After the Superintendent had read the letter, Mrs. Pankhurst had told him that, if Mr. Asquith returned a satisfactory reply to it, nothing would take place on October 13th save a great cheer for the Government, but that, if he did not, there would be a demonstration and the women would get into the House of Commons. “I said, ‘You cannot get there for the police will not let you unless you come with cannon,’” the Superintendent went on, looking very imposing, and explained that Mrs. Pankhurst had then stated that “no lethal weapons” would be used. She had also said, “Mr. Asquith will be responsible if there is any disorder and accident.”
Superintendent Wells next described the meeting in Trafalgar Square where he had seen Mrs. Drummond distributing the “rush” hand-bills.

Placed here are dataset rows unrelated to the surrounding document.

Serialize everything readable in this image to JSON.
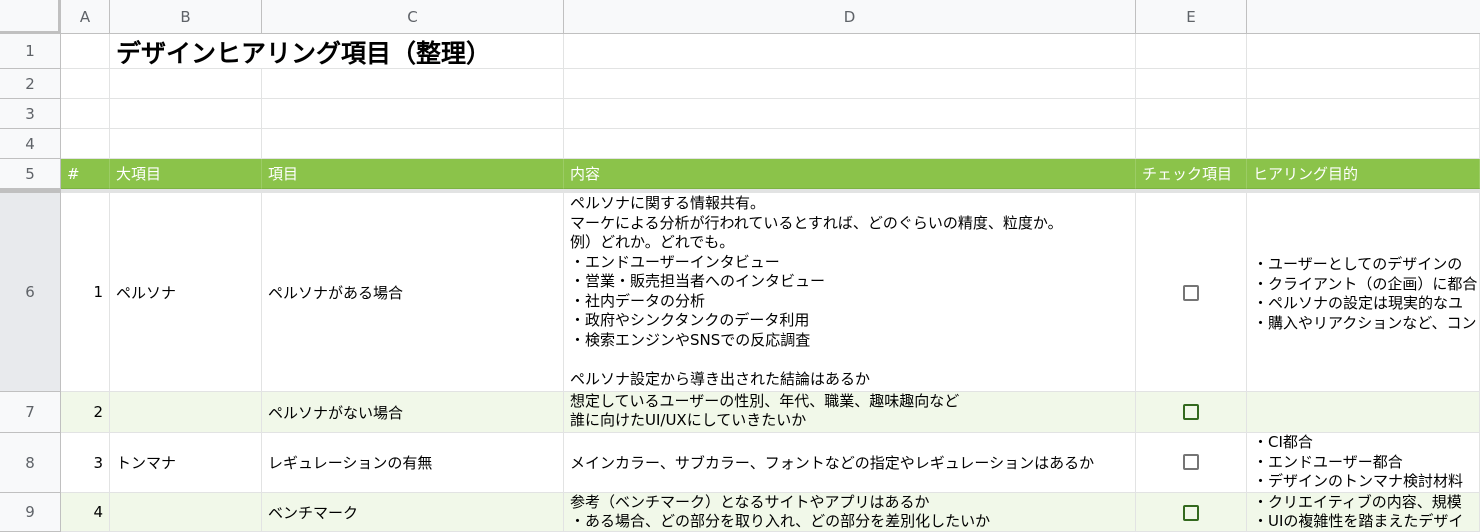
{
  "columns": [
    "A",
    "B",
    "C",
    "D",
    "E"
  ],
  "rows": [
    "1",
    "2",
    "3",
    "4",
    "5",
    "6",
    "7",
    "8",
    "9"
  ],
  "title": "デザインヒアリング項目（整理）",
  "header": {
    "num": "#",
    "category": "大項目",
    "item": "項目",
    "content": "内容",
    "check": "チェック項目",
    "purpose": "ヒアリング目的"
  },
  "entries": [
    {
      "num": "1",
      "category": "ペルソナ",
      "item": "ペルソナがある場合",
      "content": "ペルソナに関する情報共有。\nマーケによる分析が行われているとすれば、どのぐらいの精度、粒度か。\n例）どれか。どれでも。\n・エンドユーザーインタビュー\n・営業・販売担当者へのインタビュー\n・社内データの分析\n・政府やシンクタンクのデータ利用\n・検索エンジンやSNSでの反応調査\n\nペルソナ設定から導き出された結論はあるか",
      "checked": false,
      "purpose": "・ユーザーとしてのデザインの\n・クライアント（の企画）に都合\n・ペルソナの設定は現実的なユ\n・購入やリアクションなど、コン"
    },
    {
      "num": "2",
      "category": "",
      "item": "ペルソナがない場合",
      "content": "想定しているユーザーの性別、年代、職業、趣味趣向など\n誰に向けたUI/UXにしていきたいか",
      "checked": false,
      "purpose": ""
    },
    {
      "num": "3",
      "category": "トンマナ",
      "item": "レギュレーションの有無",
      "content": "メインカラー、サブカラー、フォントなどの指定やレギュレーションはあるか",
      "checked": false,
      "purpose": "・CI都合\n・エンドユーザー都合\n・デザインのトンマナ検討材料"
    },
    {
      "num": "4",
      "category": "",
      "item": "ベンチマーク",
      "content": "参考（ベンチマーク）となるサイトやアプリはあるか\n・ある場合、どの部分を取り入れ、どの部分を差別化したいか",
      "checked": false,
      "purpose": "・クリエイティブの内容、規模\n・UIの複雑性を踏まえたデザイ"
    }
  ],
  "colors": {
    "header_green": "#8bc34a",
    "band_light": "#f1f8e9",
    "checkbox_green": "#33691e",
    "gridline": "#e2e3e3"
  }
}
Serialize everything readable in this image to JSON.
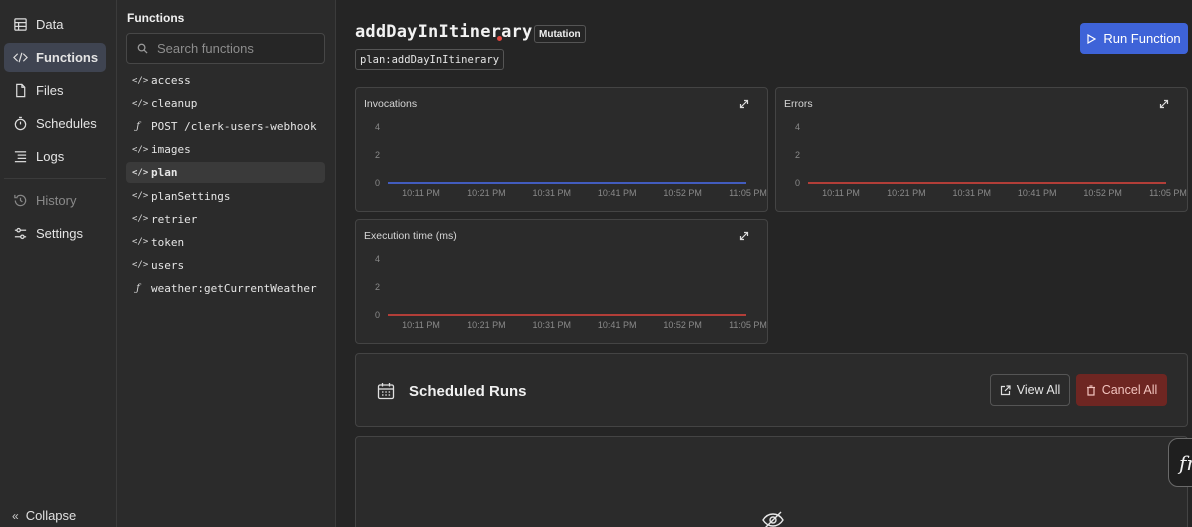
{
  "nav": {
    "items": [
      {
        "label": "Data",
        "icon": "table-icon"
      },
      {
        "label": "Functions",
        "icon": "code-icon",
        "active": true
      },
      {
        "label": "Files",
        "icon": "file-icon"
      },
      {
        "label": "Schedules",
        "icon": "stopwatch-icon"
      },
      {
        "label": "Logs",
        "icon": "list-icon"
      },
      {
        "label": "History",
        "icon": "history-icon",
        "disabled": true
      },
      {
        "label": "Settings",
        "icon": "sliders-icon"
      }
    ],
    "collapse_label": "Collapse"
  },
  "functions_panel": {
    "title": "Functions",
    "search_placeholder": "Search functions",
    "items": [
      {
        "label": "access",
        "icon": "code-icon"
      },
      {
        "label": "cleanup",
        "icon": "code-icon"
      },
      {
        "label": "POST /clerk-users-webhook",
        "icon": "fn-icon"
      },
      {
        "label": "images",
        "icon": "code-icon"
      },
      {
        "label": "plan",
        "icon": "code-icon",
        "active": true
      },
      {
        "label": "planSettings",
        "icon": "code-icon"
      },
      {
        "label": "retrier",
        "icon": "code-icon"
      },
      {
        "label": "token",
        "icon": "code-icon"
      },
      {
        "label": "users",
        "icon": "code-icon"
      },
      {
        "label": "weather:getCurrentWeather",
        "icon": "fn-icon"
      }
    ]
  },
  "function": {
    "name": "addDayInItinerary",
    "type_badge": "Mutation",
    "path": "plan:addDayInItinerary",
    "run_label": "Run Function"
  },
  "colors": {
    "accent": "#3e63d8",
    "invocations_line": "#4a6cf0",
    "errors_line": "#e0453d",
    "execution_line": "#e0453d",
    "danger_bg": "#6e2622"
  },
  "chart_data": [
    {
      "type": "line",
      "title": "Invocations",
      "x": [
        "10:11 PM",
        "10:21 PM",
        "10:31 PM",
        "10:41 PM",
        "10:52 PM",
        "11:05 PM"
      ],
      "series": [
        {
          "values": [
            0,
            0,
            0,
            0,
            0,
            0
          ]
        }
      ],
      "yticks": [
        0,
        2,
        4
      ],
      "ylim": [
        0,
        4
      ],
      "grid": false
    },
    {
      "type": "line",
      "title": "Errors",
      "x": [
        "10:11 PM",
        "10:21 PM",
        "10:31 PM",
        "10:41 PM",
        "10:52 PM",
        "11:05 PM"
      ],
      "series": [
        {
          "values": [
            0,
            0,
            0,
            0,
            0,
            0
          ]
        }
      ],
      "yticks": [
        0,
        2,
        4
      ],
      "ylim": [
        0,
        4
      ],
      "grid": false
    },
    {
      "type": "line",
      "title": "Execution time (ms)",
      "x": [
        "10:11 PM",
        "10:21 PM",
        "10:31 PM",
        "10:41 PM",
        "10:52 PM",
        "11:05 PM"
      ],
      "series": [
        {
          "values": [
            0,
            0,
            0,
            0,
            0,
            0
          ]
        }
      ],
      "yticks": [
        0,
        2,
        4
      ],
      "ylim": [
        0,
        4
      ],
      "grid": false
    }
  ],
  "scheduled_runs": {
    "title": "Scheduled Runs",
    "view_all_label": "View All",
    "cancel_all_label": "Cancel All"
  },
  "fab": {
    "label": "fn"
  }
}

He said that he looked upon her as a “very active leader of the Suffragettes” and that she frequently wore a “uniform” with the word “general” or “generalissimo” on the cap. He had told her that she and Mrs. Pankhurst would be prosecuted. When questioned by Mr. Muskett as to the happenings of, the previous evenings, Superintendent Wells said that traffic had been “wholly disorganized” in the vicinity of the House of Commons for four hours and that for three hours the streets had been in “great disorder”; that a very large body of police indeed had been required to maintain the peace, that ten persons had been treated at Westminster Hospital and that seven or eight constables and sergeants had been more or less injured.
It was now Christabel Pankhurst’s turn to cross-examine the Superintendent and he looked across the dock at her very nervously. She first questioned him as to the statement that had been made that she and her companions in the dock had broken their promise to appear at the court either on the Monday or Tuesday morning, and drew from him the admission that he had not received any undertaking “in actual words.” She then changed the subject and brightly asked him whether he was in the habit of reading the official organ of the Union “Votes for Women,”
to which he replied in the negative. “You are not aware, then,” she said, “that Mrs. Pankhurst wrote the following words:
On October 13th in Parliament Square there will be many thousands of people to see fair play between the women and the Government. Let us keep their support and cooperation by showing them, as we have done before, with what quiet courage, self-restraint and determination, women are fighting against tyranny and oppression on the part of a Government which has been called the strongest of modern times. It is by the exercise of courage and self-restraint and persistent effort that we shall win in this unequal contest.
“There is nothing very inflammatory in those words,” she urged. “Does it really occur to you that those words were circulated to incite a riot?” But Mr. Wells shrugged his shoulders and answered gruffly, “I am not complaining of that article, I am complaining of those bills.”